As mentioned, TMT players are continuing to consolidate—Virgin Media’s merger with O2 in July 2023, offers customers competitive TV, mobile and broadband packages that rival BT and Sky, well-known mobile and internet operators in the United Kingdom. According to McKinsey, M&A lead expansion will be concentrated within existing product categories, to add new categories, or to expand geographically, but with a greater focus on cross-selling.

Hexagon, a creator of automation systems, has completed over 170 acquisitions since 2000, spanning across multiple disciplines in both software and hardware applications.

Media

Social media’s short form content has piqued the interest of financial buyers as TMT businesses pursue M&A consolidation efforts paired with organic efforts to scale market share by anticipating consumer demands. Tik Tok’s powerful combination of rapidly created and easily consumed video content served serially through a highly-tuned algorithm has reshaped the way social media platforms reach audiences. Similarly, Instagram’s “Reels” and Facebook are using stories and short-form videos to keep users engaged. In response, social media influencers and content creators are spearheading changes in the entertainment landscape through the utilization of short-form channels.

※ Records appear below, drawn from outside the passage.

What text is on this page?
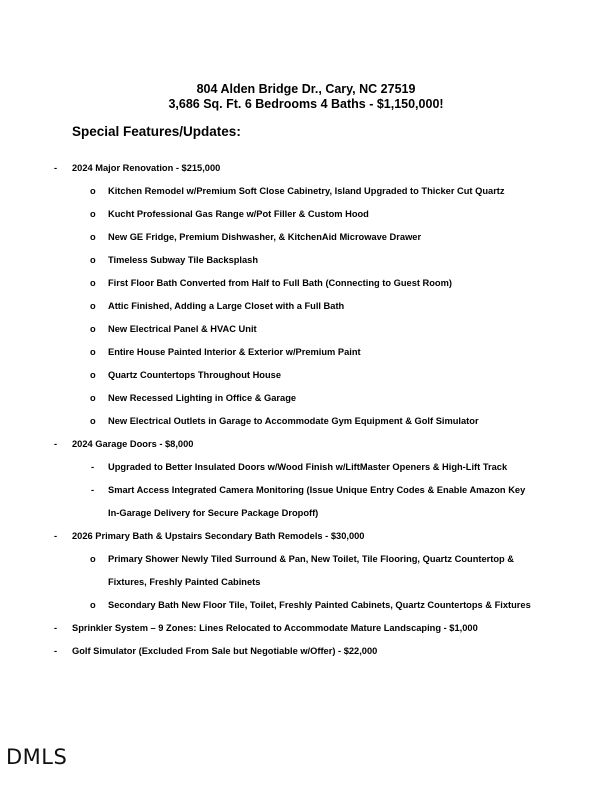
804 Alden Bridge Dr., Cary, NC 27519
3,686 Sq. Ft. 6 Bedrooms 4 Baths - $1,150,000!
Special Features/Updates:
- 2024 Major Renovation - $215,000
o Kitchen Remodel w/Premium Soft Close Cabinetry, Island Upgraded to Thicker Cut Quartz
o Kucht Professional Gas Range w/Pot Filler & Custom Hood
o New GE Fridge, Premium Dishwasher, & KitchenAid Microwave Drawer
o Timeless Subway Tile Backsplash
o First Floor Bath Converted from Half to Full Bath (Connecting to Guest Room)
o Attic Finished, Adding a Large Closet with a Full Bath
o New Electrical Panel & HVAC Unit
o Entire House Painted Interior & Exterior w/Premium Paint
o Quartz Countertops Throughout House
o New Recessed Lighting in Office & Garage
o New Electrical Outlets in Garage to Accommodate Gym Equipment & Golf Simulator
- 2024 Garage Doors - $8,000
- Upgraded to Better Insulated Doors w/Wood Finish w/LiftMaster Openers & High-Lift Track
- Smart Access Integrated Camera Monitoring (Issue Unique Entry Codes & Enable Amazon Key
In-Garage Delivery for Secure Package Dropoff)
- 2026 Primary Bath & Upstairs Secondary Bath Remodels - $30,000
o Primary Shower Newly Tiled Surround & Pan, New Toilet, Tile Flooring, Quartz Countertop &
Fixtures, Freshly Painted Cabinets
o Secondary Bath New Floor Tile, Toilet, Freshly Painted Cabinets, Quartz Countertops & Fixtures
- Sprinkler System – 9 Zones: Lines Relocated to Accommodate Mature Landscaping - $1,000
- Golf Simulator (Excluded From Sale but Negotiable w/Offer) - $22,000
DMLS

With a large portfolio of assets and brands across media channels and investments in high-end productions of television series and movie content, multimedia businesses produce highly diversified revenue streams with the new goal of creating a loyal customer-centric foundation with a variety of content styles to be boasted by influencers and content creators.

The emergence of large language model artificial intelligence (“AI”) technologies and Generative AI are starting to heavily impact the Advertising Technology sector. Streamlined processes tailored to individual viewer preferences have shown positive results through campaign and creative optimization, driving higher returns on ad spend and greater efficiencies for ad agencies.

Taking a holistic approach to portfolio configuration is paramount to the continued success of generating significant media firm value through M&A. Strategists should also consider divestitures to generate cash, mitigate risks and remain focused on expanding engagement with consumers already interacting with their channels and content.

Obstacles to Note3,4

Political headwinds should keep buyers, sellers, investors, and strategists cautious about the regulatory environment and M&A restrictions that could result in long waits for approval, increased uncertainties for remediation and greater transaction complexity.

  1. Technology: Geopolitical tension may hinder deals as further scrutiny could be placed on digital infrastructure by regulators combatting potential data breaches and issues around privacy.
  2. Media: Large companies have strengthened their market power through the acquisition of smaller businesses and should continue to refine M&A strategies to reach new niche or geographic markets to deliver growth.
  3. Telecommunications: Consolidation should continue to help companies manage overhead costs and investment needs, though regulators will keep a hands-on approach within the industry’s infrastructure and ecosystem to ensure healthy competition and protect consumers.

With an increasingly consumer-centric ecosystem within TMT, companies will be likely to focus on finding the most efficient means of scaling to reach target audiences through advertising, breadth of services or content, and increasing cross-selling opportunities to increase profit yield from their engaged consumers.